Graphical Debug Utility
Role
I was the Principal Engineer over a Development Function
Project goal
When I was hired for an autonomous vehicle software company, the previous engineers had developed an application for sending text logs to a remote console in real-time for the purpose of building new functionality and debugging existing functionality. While this was useful, the amount of text generated by this application was extreme; an entire journey's worth of data was multiple gigabytes. The rate of text flowing to the remote console was so fast that it was impossible to read, let alone understand, and any benefit from it being displayed in real-time was lost. What was needed was a method for condensing the text into some other kind of display. The display needed to have graphics that could be intuitively understood. This required a change in the form of the data coming from the legacy application as well as a change in the receiver.
Solution
The change to the overall solution was two-part. First, I changed the form of the data generated in the legacy application from simple text to Google protocol buffers. Using protocol buffers had the benefit of extensibility and code generation so that less maintenance was involved. Second, the receiver application, previously written in C, was ported to LabVIEW so that it was trivial to create graphical displays of many kinds. The LabVIEW graphical elements allowed the data sent over (previously in text) to be intuitively rendered and understood at a glance.
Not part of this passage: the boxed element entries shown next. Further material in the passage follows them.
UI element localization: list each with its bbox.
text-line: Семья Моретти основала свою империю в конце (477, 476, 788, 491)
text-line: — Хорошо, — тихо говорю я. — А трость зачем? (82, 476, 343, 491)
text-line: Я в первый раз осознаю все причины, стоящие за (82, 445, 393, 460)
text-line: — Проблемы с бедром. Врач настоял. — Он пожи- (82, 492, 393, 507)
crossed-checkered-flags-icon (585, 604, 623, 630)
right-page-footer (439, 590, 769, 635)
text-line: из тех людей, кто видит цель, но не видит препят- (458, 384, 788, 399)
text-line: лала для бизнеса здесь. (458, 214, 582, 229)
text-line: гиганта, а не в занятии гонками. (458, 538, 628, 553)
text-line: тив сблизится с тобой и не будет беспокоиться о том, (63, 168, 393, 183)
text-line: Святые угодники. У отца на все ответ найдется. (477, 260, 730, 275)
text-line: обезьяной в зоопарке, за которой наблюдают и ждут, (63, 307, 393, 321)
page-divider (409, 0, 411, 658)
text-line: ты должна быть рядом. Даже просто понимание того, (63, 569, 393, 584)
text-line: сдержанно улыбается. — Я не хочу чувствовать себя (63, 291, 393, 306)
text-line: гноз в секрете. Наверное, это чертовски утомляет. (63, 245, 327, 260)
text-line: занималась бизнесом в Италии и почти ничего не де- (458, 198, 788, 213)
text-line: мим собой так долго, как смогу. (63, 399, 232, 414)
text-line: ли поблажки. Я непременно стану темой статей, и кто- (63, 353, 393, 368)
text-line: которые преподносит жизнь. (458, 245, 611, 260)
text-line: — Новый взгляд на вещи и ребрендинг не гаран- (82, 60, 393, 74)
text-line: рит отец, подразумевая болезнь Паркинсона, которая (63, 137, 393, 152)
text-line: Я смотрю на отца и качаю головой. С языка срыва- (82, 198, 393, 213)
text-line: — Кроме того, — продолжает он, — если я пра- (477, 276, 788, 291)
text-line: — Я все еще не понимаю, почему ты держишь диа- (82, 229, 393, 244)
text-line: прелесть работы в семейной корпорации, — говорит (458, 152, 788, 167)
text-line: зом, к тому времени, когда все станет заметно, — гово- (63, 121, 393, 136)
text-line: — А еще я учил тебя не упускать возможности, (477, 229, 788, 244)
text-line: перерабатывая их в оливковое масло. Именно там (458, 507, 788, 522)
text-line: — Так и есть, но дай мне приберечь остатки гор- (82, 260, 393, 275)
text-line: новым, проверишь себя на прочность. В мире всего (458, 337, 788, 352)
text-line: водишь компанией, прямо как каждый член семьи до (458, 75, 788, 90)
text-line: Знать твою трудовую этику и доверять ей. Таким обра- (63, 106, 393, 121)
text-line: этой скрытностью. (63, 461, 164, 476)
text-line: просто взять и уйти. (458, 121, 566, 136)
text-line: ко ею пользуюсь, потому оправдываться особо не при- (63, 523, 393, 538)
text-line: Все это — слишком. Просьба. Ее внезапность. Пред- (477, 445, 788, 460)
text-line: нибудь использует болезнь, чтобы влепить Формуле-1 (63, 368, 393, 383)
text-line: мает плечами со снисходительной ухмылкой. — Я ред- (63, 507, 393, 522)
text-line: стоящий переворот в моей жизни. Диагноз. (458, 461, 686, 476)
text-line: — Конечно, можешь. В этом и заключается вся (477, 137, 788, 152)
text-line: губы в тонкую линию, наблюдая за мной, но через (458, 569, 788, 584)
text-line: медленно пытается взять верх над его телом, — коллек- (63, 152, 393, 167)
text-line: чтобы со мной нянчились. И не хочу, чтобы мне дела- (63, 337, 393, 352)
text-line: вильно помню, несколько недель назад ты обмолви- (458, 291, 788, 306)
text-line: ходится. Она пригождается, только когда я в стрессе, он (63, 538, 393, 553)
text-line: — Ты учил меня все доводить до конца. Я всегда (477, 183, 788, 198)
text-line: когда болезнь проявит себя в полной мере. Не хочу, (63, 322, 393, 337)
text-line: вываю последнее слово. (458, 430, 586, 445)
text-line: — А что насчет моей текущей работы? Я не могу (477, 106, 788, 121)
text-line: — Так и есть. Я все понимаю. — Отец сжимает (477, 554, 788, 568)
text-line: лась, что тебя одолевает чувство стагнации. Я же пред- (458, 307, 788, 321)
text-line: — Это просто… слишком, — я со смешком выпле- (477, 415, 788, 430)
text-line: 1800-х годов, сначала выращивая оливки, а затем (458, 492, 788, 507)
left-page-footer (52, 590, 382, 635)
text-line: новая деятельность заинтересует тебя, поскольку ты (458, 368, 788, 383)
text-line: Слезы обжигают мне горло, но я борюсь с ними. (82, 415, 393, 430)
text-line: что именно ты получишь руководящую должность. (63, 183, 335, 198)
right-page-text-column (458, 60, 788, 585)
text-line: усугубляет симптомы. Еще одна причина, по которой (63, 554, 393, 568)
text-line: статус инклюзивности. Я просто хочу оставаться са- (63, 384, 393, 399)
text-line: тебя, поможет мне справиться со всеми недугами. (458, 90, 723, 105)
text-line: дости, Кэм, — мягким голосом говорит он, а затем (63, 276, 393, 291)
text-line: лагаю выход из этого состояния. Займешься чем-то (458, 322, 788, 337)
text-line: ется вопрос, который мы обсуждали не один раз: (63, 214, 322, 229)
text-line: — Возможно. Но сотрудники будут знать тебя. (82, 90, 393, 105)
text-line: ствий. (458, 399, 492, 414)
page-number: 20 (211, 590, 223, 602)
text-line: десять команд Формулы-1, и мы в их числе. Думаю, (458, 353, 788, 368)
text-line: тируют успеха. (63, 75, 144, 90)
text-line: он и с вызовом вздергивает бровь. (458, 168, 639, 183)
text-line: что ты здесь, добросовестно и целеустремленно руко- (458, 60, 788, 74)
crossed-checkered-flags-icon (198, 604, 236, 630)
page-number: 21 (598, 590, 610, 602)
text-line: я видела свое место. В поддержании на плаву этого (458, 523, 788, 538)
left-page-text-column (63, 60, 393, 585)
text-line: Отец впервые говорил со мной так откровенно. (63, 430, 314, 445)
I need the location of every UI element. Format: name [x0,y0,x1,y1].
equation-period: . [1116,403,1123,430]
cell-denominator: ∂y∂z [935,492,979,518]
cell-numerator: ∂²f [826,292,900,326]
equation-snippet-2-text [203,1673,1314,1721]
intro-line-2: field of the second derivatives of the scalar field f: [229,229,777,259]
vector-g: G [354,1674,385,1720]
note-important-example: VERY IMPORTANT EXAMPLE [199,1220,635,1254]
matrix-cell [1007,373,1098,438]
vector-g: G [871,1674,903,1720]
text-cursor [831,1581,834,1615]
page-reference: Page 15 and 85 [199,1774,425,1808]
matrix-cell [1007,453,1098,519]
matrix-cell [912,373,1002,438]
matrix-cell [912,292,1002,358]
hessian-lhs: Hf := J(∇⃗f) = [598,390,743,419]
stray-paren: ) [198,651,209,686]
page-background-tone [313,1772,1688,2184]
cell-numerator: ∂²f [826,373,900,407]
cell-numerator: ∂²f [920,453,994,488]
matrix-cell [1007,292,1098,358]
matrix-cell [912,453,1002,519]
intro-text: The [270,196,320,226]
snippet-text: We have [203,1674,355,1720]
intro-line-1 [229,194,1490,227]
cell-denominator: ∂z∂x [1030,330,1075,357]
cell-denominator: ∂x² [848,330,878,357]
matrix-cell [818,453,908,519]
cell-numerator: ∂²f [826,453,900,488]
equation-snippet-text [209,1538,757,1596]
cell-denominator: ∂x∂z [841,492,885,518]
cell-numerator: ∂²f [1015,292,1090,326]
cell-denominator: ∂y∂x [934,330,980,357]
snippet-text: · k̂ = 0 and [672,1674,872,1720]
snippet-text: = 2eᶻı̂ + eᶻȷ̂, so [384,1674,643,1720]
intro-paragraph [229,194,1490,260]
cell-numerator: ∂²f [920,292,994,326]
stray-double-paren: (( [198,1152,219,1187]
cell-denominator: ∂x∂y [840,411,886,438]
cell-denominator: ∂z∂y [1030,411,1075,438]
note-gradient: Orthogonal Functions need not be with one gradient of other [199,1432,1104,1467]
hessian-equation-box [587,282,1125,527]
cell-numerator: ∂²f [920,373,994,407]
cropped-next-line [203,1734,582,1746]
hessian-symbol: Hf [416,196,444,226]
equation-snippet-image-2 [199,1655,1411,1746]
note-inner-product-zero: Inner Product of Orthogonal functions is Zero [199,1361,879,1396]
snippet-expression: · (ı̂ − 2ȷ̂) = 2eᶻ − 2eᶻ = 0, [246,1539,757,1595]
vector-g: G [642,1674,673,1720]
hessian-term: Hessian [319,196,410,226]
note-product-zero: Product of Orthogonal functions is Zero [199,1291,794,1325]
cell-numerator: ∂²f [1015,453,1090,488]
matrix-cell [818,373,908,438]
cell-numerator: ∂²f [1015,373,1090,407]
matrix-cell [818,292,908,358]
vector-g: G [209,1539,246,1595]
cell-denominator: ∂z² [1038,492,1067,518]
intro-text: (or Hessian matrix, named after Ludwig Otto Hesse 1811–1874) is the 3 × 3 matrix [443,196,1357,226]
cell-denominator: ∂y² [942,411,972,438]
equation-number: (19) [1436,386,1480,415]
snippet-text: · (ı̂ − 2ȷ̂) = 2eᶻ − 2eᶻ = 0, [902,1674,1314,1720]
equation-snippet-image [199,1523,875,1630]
Moreover, as the data evolved moment-to-moment, the user could easily understand trends and what was happening in the underlying data model. The key new piece of work was a code generator that would take the .proto file (used to generate the new C code in the legacy application) and generate VIs that parsed data from the data stream. First, I wrote a library that would parse the basic data types in the protobuf standard. When this library was verified for accuracy and optimized for speed, I wrote another LabVIEW program that would first parse the contents of the .proto file and then use VI scripting functionality to generate VIs that would parse each of the complex data types specified in the .proto file into a LabVIEW cluster. The generated VIs used the library functions to parse the basic data types. Overall, the revised application was radically simpler to use and accelerated the rate of development and debugging by many times.